Foci identification of spike discharges in the EEGs of sleeping El mice based on the electric field model and wavelet decomposition of multi monopolar derivations

We report on spike discharges in the EEGs of sleeping El mice, which are considered to be homologous to the state seen in human epileptic patients. The discrete wavelet transform (DWT) was used to decompose the EEGs derived from seven electrodes, with the primary spike frequency detected in the 15.6-7.8 Hz detail. The synchronicity of the spikes was evaluated in 98 samples. We succeeded in detecting the foci of the spikes by applying the electric field model, in which the surface potential was expressed as a function of distance between the focus and each electrode based on Gauss' theorem.

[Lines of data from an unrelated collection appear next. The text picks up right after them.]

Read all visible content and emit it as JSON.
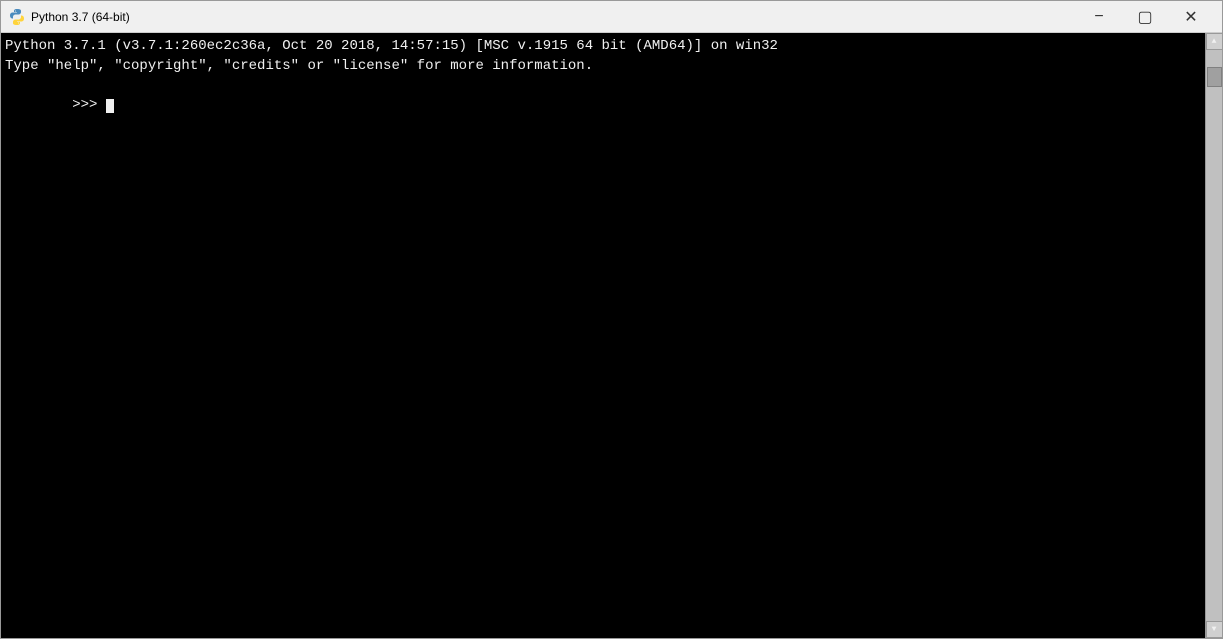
{
  "titleBar": {
    "icon": "python-icon",
    "title": "Python 3.7 (64-bit)",
    "minimizeLabel": "minimize",
    "maximizeLabel": "maximize",
    "closeLabel": "close"
  },
  "console": {
    "line1": "Python 3.7.1 (v3.7.1:260ec2c36a, Oct 20 2018, 14:57:15) [MSC v.1915 64 bit (AMD64)] on win32",
    "line2": "Type \"help\", \"copyright\", \"credits\" or \"license\" for more information.",
    "line3": ">>> "
  }
}
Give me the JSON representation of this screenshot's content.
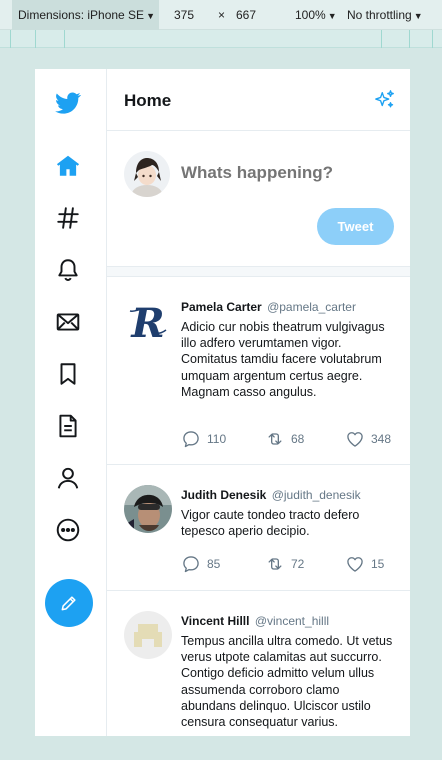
{
  "devtools": {
    "device_label": "Dimensions: iPhone SE",
    "width": "375",
    "times": "×",
    "height": "667",
    "zoom": "100%",
    "throttle": "No throttling"
  },
  "header": {
    "title": "Home"
  },
  "composer": {
    "placeholder": "Whats happening?",
    "tweet_label": "Tweet"
  },
  "colors": {
    "accent": "#1da1f2",
    "tweet_button_disabled": "#8dcff9",
    "text_secondary": "#657786"
  },
  "nav": [
    "twitter-logo-icon",
    "home-icon",
    "hashtag-icon",
    "bell-icon",
    "mail-icon",
    "bookmark-icon",
    "document-icon",
    "user-icon",
    "more-icon",
    "compose-icon"
  ],
  "tweets": [
    {
      "name": "Pamela Carter",
      "handle": "@pamela_carter",
      "text": "Adicio cur nobis theatrum vulgivagus illo adfero verumtamen vigor. Comitatus tamdiu facere volutabrum umquam argentum certus aegre. Magnam casso angulus.",
      "replies": "110",
      "retweets": "68",
      "likes": "348"
    },
    {
      "name": "Judith Denesik",
      "handle": "@judith_denesik",
      "text": "Vigor caute tondeo tracto defero tepesco aperio decipio.",
      "replies": "85",
      "retweets": "72",
      "likes": "15"
    },
    {
      "name": "Vincent Hilll",
      "handle": "@vincent_hilll",
      "text": "Tempus ancilla ultra comedo. Ut vetus verus utpote calamitas aut succurro. Contigo deficio admitto velum ullus assumenda corroboro clamo abundans delinquo. Ulciscor ustilo censura consequatur varius."
    }
  ]
}
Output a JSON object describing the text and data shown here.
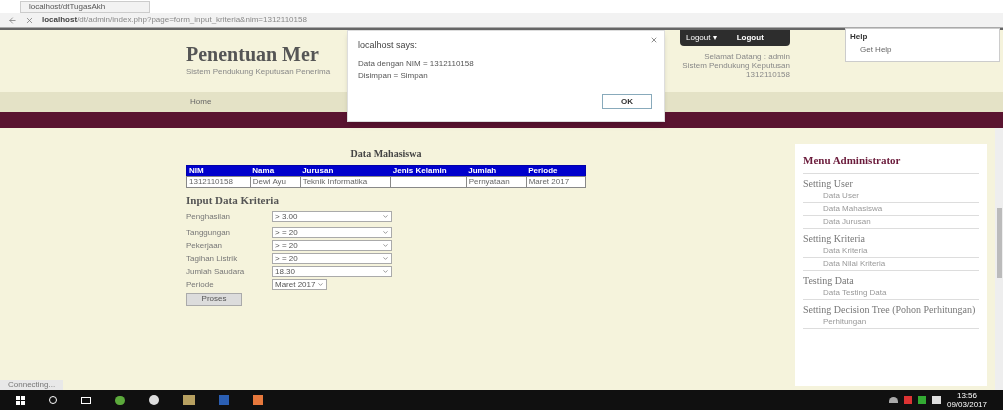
{
  "browser": {
    "tab_title": "localhost/dtTugasAkh",
    "url_host": "localhost",
    "url_path": "/dt/admin/index.php?page=form_input_kriteria&nim=1312110158"
  },
  "site": {
    "title": "Penentuan Mer",
    "subtitle": "Sistem Pendukung Keputusan Penerima",
    "nav": [
      {
        "label": "Home",
        "selected": false
      }
    ],
    "user_menu": {
      "label": "Logout ▾",
      "action": "Logout"
    },
    "user_info": [
      "Selamat Datang : admin",
      "Sistem Pendukung Keputusan",
      "1312110158"
    ]
  },
  "chrome_menu": {
    "title": "Help",
    "item": "Get Help"
  },
  "alert": {
    "title": "localhost says:",
    "message": "Data dengan NIM = 1312110158",
    "message_2": "Disimpan = Simpan",
    "ok": "OK"
  },
  "student_table": {
    "title": "Data Mahasiswa",
    "columns": [
      "NIM",
      "Nama",
      "Jurusan",
      "Jenis Kelamin",
      "Jumlah",
      "Periode"
    ],
    "rows": [
      [
        "1312110158",
        "Dewi Ayu",
        "Teknik Informatika",
        "",
        "Pernyataan",
        "Maret 2017"
      ]
    ]
  },
  "criteria_form": {
    "title": "Input Data Kriteria",
    "fields": [
      {
        "label": "Penghasilan",
        "value": "> 3.00"
      },
      {
        "label": "Tanggungan",
        "value": "> = 20"
      },
      {
        "label": "Pekerjaan",
        "value": "> = 20"
      },
      {
        "label": "Tagihan Listrik",
        "value": "> = 20"
      },
      {
        "label": "Jumlah Saudara",
        "value": "18.30"
      }
    ],
    "period": {
      "label": "Periode",
      "value": "Maret 2017"
    },
    "submit": "Proses"
  },
  "sidebar": {
    "title": "Menu Administrator",
    "sections": [
      {
        "title": "Setting User",
        "items": [
          "Data User",
          "Data Mahasiswa",
          "Data Jurusan"
        ]
      },
      {
        "title": "Setting Kriteria",
        "items": [
          "Data Kriteria",
          "Data Nilai Kriteria"
        ]
      },
      {
        "title": "Testing Data",
        "items": [
          "Data Testing Data"
        ]
      },
      {
        "title": "Setting Decision Tree (Pohon Perhitungan)",
        "items": [
          "Perhitungan"
        ]
      }
    ]
  },
  "status_bar": "Connecting...",
  "taskbar": {
    "time": "13:56",
    "date": "09/03/2017"
  }
}
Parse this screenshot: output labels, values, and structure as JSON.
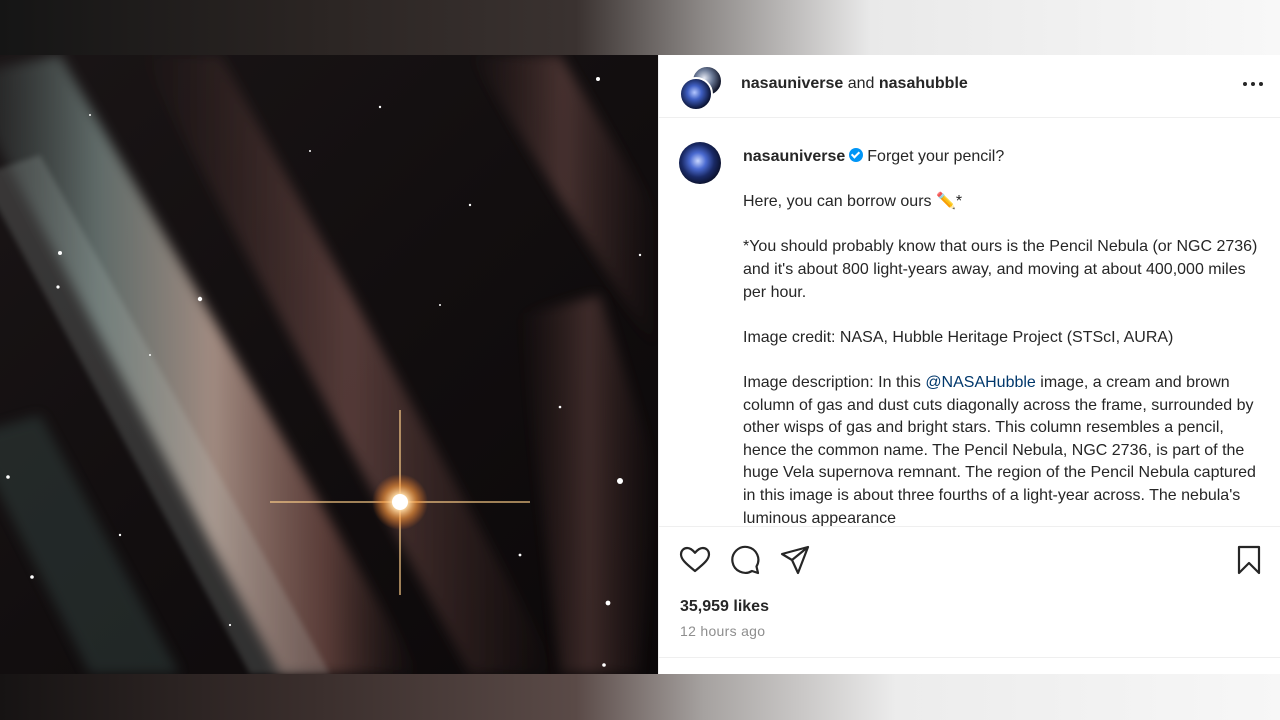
{
  "post": {
    "collab_owner": "nasauniverse",
    "collab_joiner": " and ",
    "collab_partner": "nasahubble",
    "image_alt": "Pencil Nebula, NGC 2736",
    "caption": {
      "username": "nasauniverse",
      "line1": "Forget your pencil?",
      "line2": "Here, you can borrow ours ",
      "pencil_emoji": "✏️",
      "line2_tail": "*",
      "para3": "*You should probably know that ours is the Pencil Nebula (or NGC 2736) and it's about 800 light-years away, and moving at about 400,000 miles per hour.",
      "para4": "Image credit: NASA, Hubble Heritage Project (STScI, AURA)",
      "para5_prefix": "Image description: In this ",
      "para5_mention": "@NASAHubble",
      "para5_rest": " image, a cream and brown column of gas and dust cuts diagonally across the frame, surrounded by other wisps of gas and bright stars. This column resembles a pencil, hence the common name. The Pencil Nebula, NGC 2736, is part of the huge Vela supernova remnant. The region of the Pencil Nebula captured in this image is about three fourths of a light-year across. The nebula's luminous appearance"
    },
    "likes": "35,959 likes",
    "timestamp": "12 hours ago"
  },
  "icons": {
    "more": "more-horizontal-icon",
    "like": "heart-icon",
    "comment": "comment-icon",
    "share": "share-icon",
    "save": "bookmark-icon",
    "verified": "verified-badge-icon"
  },
  "colors": {
    "text": "#262626",
    "muted": "#8e8e8e",
    "mention": "#00376b",
    "verified": "#0095f6"
  }
}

The foci were obtained in 73 of 91 spikes so evaluated. In 69 of these 73 spikes, the calculated foci occurred within the brain, with none of the foci occurring at identical positions. The distribution occurred in relatively deeper brain regions, suggesting involvement of the paleocortex rather than the hippocampal system. The present study provides reasonable grounds for an explanation of the EEG using the electric field model supported by efficient foci detection of the spikes in a one-to-one correspondence. This paradigm will be applicable to all animal species including humans and will be helpful in the detection of the epileptic focus and in obtaining an insight into the mechanisms of spike genesis.